ABOUT
Carol Bruns (b. Des Moines, Iowa 1943) is an artist living in Brooklyn, New York, working in sculpture and drawing. She graduated NYU 1966 in Fine Arts, then attended the Art Students League, NYC and l'Academie de La Grande Chaumiere, Paris. She first exhibited in 1975 at OK Harris Gallery showing wall works made from found supports cloaked with cloth and thin, colored plaster. In 1980 she was guest artist at the Caraccio Etching Studio, Orion Editions published her prints, and in 2002 she received a printmaking fellowship at the Women's Studio Workshop. From 2000-2006 she was in four two-person exhibitions at the Tew Gallery, Atlanta, Georgia. Group exhibitions continued throughout this time as well as community organizing (Dumbo Open Studios), curating (Persona, A New Look at Portraits 1997; Festival of Political Pleasure 2017), publishing artist's books (Pages, with Robert Jacks), and stage décor (Bellerophon Dance Company). In 2013 she was interviewed by Gorky's Granddaughter, and in 2019 received a Tree of Life grant. Her most recent exhibitions were at The Parlour Bushwick in 2015, Sculpture Space in Long Island City, SRO Gallery in Brooklyn in 2017-18, and Zurcher Gallery 2022. Ms. Bruns also writes art essays and reviews exhibitions, two most recently published in d'Art International and artcritical.com.
STATEMENT
I've lived 79 years now---call me The Fossil, living in an era of emergency. In this lifetime I've witnessed the American oligarchy rising to within reach of absolute power, grossly enriching itself from wars and obscene defense budgets, all the while avoiding the people's needs for jobs, health, education, and safety from gun violence. On an individual level, it is an alienated political environment that deforms and diminishes peoples' possibilities for a good life.
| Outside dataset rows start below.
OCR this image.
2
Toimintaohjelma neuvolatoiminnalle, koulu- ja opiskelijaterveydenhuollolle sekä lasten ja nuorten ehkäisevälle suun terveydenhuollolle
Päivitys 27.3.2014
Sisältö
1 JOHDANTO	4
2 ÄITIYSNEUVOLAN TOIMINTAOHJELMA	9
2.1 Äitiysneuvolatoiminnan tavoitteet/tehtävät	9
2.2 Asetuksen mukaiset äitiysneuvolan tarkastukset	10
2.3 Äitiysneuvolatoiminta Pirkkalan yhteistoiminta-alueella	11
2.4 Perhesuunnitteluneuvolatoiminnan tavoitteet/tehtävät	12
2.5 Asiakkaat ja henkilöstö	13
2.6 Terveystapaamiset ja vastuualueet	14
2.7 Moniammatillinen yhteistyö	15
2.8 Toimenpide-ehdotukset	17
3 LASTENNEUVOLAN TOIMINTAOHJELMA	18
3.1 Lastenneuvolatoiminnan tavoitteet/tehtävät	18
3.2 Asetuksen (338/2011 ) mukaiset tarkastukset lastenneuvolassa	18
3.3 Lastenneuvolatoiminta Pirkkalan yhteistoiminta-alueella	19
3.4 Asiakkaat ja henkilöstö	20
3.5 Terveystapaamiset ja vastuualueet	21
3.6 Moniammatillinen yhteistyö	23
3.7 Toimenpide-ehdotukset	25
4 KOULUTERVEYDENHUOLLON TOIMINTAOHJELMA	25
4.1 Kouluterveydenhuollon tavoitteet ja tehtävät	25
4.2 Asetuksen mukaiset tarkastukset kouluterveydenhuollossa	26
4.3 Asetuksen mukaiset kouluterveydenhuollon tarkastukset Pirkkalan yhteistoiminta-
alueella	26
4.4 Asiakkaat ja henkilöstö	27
When I began making art about 1965, my experiences of feeling miserable, inferior, and stuck drove me to a continuing process of seeking self-truth by meditation and reading psychology, especially the Jungians. From necessity I've cultivated a relationship with the unconscious as a healing process and creative muse, by means of dream work and yoga practices. I've observed it transform the destructive within into meaningful sculpture and drawings that reclaim energy operating in the core of the self. Consulting this inner source and converting its dark elements to a social purpose gives my art its coherence.
As a student I accepted the tradition of drawing the figure for its value as a way of seeing, a discipline of visual thinking, and a symbol of human potential and mystery. Under gifted teachers I began to draw the life model in a special way: extending the gaze beyond the surface to feel its spirit and movement, in contrast to the classical method of a detached observer rendering anatomy. The figure's meaning turns around as a question, what are we as humans? As the decades went by, the sculpted figures deepened and retained these roots. My inner life groped through mythic realms in a process that is itself mythic--- a descent to the underworld where characters, objects, and events are both real and unreal at the same time, condensed in their meaning as are dreams.
From 1995-2000 I worked in small-sized wax, cast into bronze, which featured theatrical movement of the figure inhabited by my youth experiences in dancing, horse riding, and skating. Around 2001 I evolved the dimensions to a much larger human-size and to other sculpture materials that reflected new contents---mythic structures alive in the unconscious. When the figures stopped moving, they emphasize a place outside of time, and express a stylistic affinity with pre-industrial art, societies who live sustainably, in a balance with nature.
My art is based on improvisation and risk despite the contradiction to sculptural processes. With a simple vocabulary of newspaper, cardboard, styrofoam packing forms, bamboo, plaster, steel, cement, and finishing paper, I construct and invent wall-mounted masks, freestanding figures, and heads. A unique feature of the process is a pliable, self-made paper laminate that can form hollow, light shapes that rumple and bump in a handmade, organic way. This material positions the human as part of nature and implies that psychologically, when humans set themselves apart from the inherent limits of nature, destructive forces within are unleashed. This idea of nature is set against machined, synthetic, and consumeristic shapes that might conjure the wild capitalism of our time. These forms structure a complex vision of conflicts, feelings, emotions, and struggles from living in this time.